Kaum steht auf der Anzeige 2,2 m werfen die Ersten los. Aber Vorfahrt haben die Auslaufenden und die Ampel für die Einfahrt zeigt weiterhin trippelrot. Eigentlich ist das so, wie bei der Bahn, erst aussteigen, dann einsteigen. Aber die nackte Angst regiert und der Hafenmeister hat alle Hände voll zu tun, um etwas »smoothness« und »calmness« in seinem Gästehaufen zu halten. Bei der Auslaufendenquote steht es am Ende 2 zu 50. Im Hafen ist es also nicht viel leerer geworden.
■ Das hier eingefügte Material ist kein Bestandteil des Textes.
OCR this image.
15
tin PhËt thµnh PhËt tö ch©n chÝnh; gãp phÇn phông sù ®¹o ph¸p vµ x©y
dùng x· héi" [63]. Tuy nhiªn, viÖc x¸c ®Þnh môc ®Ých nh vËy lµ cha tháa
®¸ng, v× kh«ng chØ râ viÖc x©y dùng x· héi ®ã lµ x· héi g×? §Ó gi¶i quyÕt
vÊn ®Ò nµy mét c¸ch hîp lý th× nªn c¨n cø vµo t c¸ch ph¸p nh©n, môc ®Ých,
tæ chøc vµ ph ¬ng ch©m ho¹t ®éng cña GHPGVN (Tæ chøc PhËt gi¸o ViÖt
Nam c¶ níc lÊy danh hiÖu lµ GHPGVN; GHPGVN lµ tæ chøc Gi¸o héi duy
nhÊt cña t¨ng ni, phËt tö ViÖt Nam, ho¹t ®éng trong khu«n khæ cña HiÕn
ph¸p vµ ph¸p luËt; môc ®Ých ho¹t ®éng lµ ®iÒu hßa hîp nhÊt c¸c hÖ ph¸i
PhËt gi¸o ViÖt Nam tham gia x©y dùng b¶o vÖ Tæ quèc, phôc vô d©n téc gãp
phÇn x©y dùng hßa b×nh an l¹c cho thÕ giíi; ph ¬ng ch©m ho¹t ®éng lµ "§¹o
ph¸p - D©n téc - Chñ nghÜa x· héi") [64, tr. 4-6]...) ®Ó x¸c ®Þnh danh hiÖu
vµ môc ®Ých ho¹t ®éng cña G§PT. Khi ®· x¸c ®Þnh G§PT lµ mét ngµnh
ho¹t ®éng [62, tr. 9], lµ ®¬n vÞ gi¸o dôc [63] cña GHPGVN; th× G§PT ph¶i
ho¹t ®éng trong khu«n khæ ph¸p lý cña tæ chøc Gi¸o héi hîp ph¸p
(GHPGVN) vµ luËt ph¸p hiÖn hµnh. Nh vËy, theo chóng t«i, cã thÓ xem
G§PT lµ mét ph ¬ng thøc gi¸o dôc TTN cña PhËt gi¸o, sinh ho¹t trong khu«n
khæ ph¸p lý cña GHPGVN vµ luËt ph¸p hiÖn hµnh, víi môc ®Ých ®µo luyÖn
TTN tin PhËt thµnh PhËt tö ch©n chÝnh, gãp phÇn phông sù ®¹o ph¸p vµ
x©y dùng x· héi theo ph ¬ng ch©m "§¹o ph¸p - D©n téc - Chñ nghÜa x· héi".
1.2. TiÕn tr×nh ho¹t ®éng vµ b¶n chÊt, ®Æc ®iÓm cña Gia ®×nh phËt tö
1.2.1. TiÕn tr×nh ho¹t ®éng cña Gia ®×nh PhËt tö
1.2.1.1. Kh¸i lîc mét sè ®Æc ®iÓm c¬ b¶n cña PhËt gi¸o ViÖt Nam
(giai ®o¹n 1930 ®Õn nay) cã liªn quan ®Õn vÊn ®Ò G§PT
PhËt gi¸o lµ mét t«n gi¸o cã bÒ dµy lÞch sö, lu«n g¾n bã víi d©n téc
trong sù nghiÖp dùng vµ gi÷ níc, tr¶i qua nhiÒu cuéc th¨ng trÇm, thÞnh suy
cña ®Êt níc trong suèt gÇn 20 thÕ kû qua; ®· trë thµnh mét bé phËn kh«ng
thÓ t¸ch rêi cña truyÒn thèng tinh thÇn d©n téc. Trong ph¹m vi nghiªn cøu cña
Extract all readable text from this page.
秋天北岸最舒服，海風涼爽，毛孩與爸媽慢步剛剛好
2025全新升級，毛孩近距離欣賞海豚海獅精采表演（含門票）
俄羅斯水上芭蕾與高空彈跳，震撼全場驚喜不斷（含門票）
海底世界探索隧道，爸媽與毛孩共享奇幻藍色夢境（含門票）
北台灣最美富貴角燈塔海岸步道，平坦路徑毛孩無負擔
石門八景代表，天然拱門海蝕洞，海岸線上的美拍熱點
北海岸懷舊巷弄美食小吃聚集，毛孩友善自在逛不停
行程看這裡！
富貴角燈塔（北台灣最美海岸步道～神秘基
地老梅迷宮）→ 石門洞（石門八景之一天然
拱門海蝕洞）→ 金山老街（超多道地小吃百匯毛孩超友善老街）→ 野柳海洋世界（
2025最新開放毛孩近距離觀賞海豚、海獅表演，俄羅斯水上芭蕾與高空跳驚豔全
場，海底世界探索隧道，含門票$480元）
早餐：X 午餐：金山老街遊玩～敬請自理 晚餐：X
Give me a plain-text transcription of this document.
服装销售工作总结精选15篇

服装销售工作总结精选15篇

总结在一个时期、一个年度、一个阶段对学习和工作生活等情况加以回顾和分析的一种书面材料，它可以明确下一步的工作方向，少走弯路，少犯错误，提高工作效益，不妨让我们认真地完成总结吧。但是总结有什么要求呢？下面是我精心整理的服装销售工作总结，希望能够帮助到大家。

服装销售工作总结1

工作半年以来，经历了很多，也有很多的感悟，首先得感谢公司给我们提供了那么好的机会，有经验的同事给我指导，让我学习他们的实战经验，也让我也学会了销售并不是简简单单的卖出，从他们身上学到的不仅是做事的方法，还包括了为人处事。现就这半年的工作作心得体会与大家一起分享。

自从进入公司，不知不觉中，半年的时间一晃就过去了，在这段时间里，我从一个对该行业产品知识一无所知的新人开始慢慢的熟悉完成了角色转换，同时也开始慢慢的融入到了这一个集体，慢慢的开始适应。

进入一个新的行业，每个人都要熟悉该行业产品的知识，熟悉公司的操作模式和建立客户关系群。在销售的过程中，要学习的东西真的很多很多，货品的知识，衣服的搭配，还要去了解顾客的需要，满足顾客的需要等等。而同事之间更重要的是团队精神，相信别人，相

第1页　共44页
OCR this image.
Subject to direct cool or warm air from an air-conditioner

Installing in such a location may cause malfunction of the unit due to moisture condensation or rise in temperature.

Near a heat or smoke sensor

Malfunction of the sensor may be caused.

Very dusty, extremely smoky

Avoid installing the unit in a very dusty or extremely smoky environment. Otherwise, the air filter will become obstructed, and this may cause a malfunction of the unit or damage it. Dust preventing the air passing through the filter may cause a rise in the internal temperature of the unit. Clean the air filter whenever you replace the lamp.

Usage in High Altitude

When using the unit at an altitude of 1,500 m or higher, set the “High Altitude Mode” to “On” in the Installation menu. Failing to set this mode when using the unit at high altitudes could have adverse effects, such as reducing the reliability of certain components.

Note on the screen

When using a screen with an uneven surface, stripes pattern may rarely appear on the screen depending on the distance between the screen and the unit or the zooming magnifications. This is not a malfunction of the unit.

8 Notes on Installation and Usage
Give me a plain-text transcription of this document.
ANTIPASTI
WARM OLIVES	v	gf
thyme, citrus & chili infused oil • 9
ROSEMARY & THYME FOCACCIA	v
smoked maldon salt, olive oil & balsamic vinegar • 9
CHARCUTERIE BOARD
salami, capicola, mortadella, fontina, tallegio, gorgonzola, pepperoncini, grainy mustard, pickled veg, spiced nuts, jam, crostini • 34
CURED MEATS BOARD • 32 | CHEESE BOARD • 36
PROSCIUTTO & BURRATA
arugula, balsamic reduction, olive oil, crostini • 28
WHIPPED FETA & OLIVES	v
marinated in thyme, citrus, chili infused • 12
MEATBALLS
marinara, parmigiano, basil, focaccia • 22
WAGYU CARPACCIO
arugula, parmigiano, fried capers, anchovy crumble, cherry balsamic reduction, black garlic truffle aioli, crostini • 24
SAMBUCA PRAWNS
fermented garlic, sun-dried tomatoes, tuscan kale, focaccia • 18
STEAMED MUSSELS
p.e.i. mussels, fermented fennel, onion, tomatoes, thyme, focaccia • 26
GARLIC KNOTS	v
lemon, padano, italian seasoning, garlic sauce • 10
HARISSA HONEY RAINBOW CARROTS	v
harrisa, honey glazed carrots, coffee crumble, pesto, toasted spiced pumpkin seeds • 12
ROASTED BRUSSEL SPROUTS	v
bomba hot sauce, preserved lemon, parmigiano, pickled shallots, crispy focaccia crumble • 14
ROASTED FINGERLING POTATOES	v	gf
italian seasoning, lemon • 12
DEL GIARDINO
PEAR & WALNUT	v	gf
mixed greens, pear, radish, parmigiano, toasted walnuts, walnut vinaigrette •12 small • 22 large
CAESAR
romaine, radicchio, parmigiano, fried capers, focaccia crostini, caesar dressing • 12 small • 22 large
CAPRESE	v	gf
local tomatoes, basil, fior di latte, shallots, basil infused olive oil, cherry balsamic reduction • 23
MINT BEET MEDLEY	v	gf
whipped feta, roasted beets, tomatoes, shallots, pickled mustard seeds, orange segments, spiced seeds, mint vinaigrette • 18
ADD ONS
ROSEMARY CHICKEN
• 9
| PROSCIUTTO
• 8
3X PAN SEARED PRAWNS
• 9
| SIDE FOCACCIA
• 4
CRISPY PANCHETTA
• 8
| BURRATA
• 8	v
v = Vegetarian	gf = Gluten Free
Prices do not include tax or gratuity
Mit den Trippelgrün bricht sich dann aber in einigen Köpfen die nackte Angst um einen freien Liegenplatz brutal Bahn, obwohl der Hafenmeister immer wieder von Päckchen zu Päckchen fährt und erklärt, dass nur einer nach dem anderen einfahren kann und er schon ganz gerne die Reihenfolge etwas nach Länge und Tiefgang sortieren würde. Im Hafen warten zwei weitere Hafenmeisterkollegen, die dann die Einweisung vor Ort vornehmen.
Im zweiten Päckchen regiert die Panik und ein Belgier wirft an 4ter Position einfach los. Der Rest des außenliegenden Päckchen ist überrascht über die plötzliche Bewegung und in nullkommanichts löst sich auch der Rest des Päckchens auf und versucht gleichzeitig, durch die enge Hafeneinfahrt zu kommen. Von hinten drängelt ein Motorschoben im Ibiza-Format und treibt die aufgescheuchte Schar aus Päckchen 2 vor sich her. Gurgelnd verschwindet alles zwischen den Hafenmolen. Der Hafenmeister schaut machtlos zu und startet kopfschüttelnd einen neuen Versuch mit seiner »smooth and calm procedure«.

 

„Wir verlassen unser Wartepäckchen und dürfen auch rein.“

„Wir verlassen unser Wartepäckchen und dürfen auch rein.“

Einer nach dem anderen kommt nun dran und irgendwann auch wir. Wie die Lemminge laufen wir ein und ganz nach hinten zu den Gästestegen. Dort flitzen in der Tat zwei weitere Hafenmeister herum und sortieren die Ankommenden in die Boxengassen. Wir sollen mit 1,60 m Tiefgang ganz nach hinten in Gasse 1. Gott sei Dank hat unsere Dame heute ihren gutmütigen Tag. So drehen wir vor der Gasse auf engstem Raum und fahren dann rückwärts an zweite Position im vorletzten Päckchen. Alles sieht wie echtes Können aus und keiner ahnt, dass es nur purer Zufall ist. Gelassen geben wir unsere Leinen an einen Engländer, scherzen ein wenig und halten so unser Image vom ausgefuchsten Anlegekünstler aufrecht. Es ist echt eng und es wir noch enger. Nicht jedes Anlegemanöver gelingt und immer wieder müssen wir aufspringen, um größere Schäden an der PINCOYA zu vermeiden. Die Krönung ist dann ein Franzose mit einem Gott sein Dank recht kleinen Boot. Er spricht auch nicht nur das kleinste Wörtchen Englisch, was den Hafenmeistereinweiser zu wahren Kunststücken in der internationalen Zeichensprache veranlasst, um seine französischen Brocken zu verstärken. Der Franzose kommt aber leider mit seinem Boot überhaupt nicht klar, wie die beiden es bis bis Jersey geschafft haben, bleibt deren Geheimnis. Mehr oder weniger treibend wird er links und rechts nach hinten durchgereicht, während sein Vorschiffsmann mehrere eigentlich gut aufgeschossene Leinen in Windeseile in einen gordischen Knoten verwandelt, der seines Gleichen sucht.
Gegen 22:00 kehrt Ruhe im Hafen ein und die Nacht legt sich beruhigend über die Gemüter. Tatsächlich haben alle Schiffe vom Warteponton ein Plätzchen gefunden und es ist voll, aber mit etwas mehr von dieser »smooth and calm procedure« hätten die Hafenmeister sicher noch 20 weitere Schiffe unterbringen können. Unglaublich!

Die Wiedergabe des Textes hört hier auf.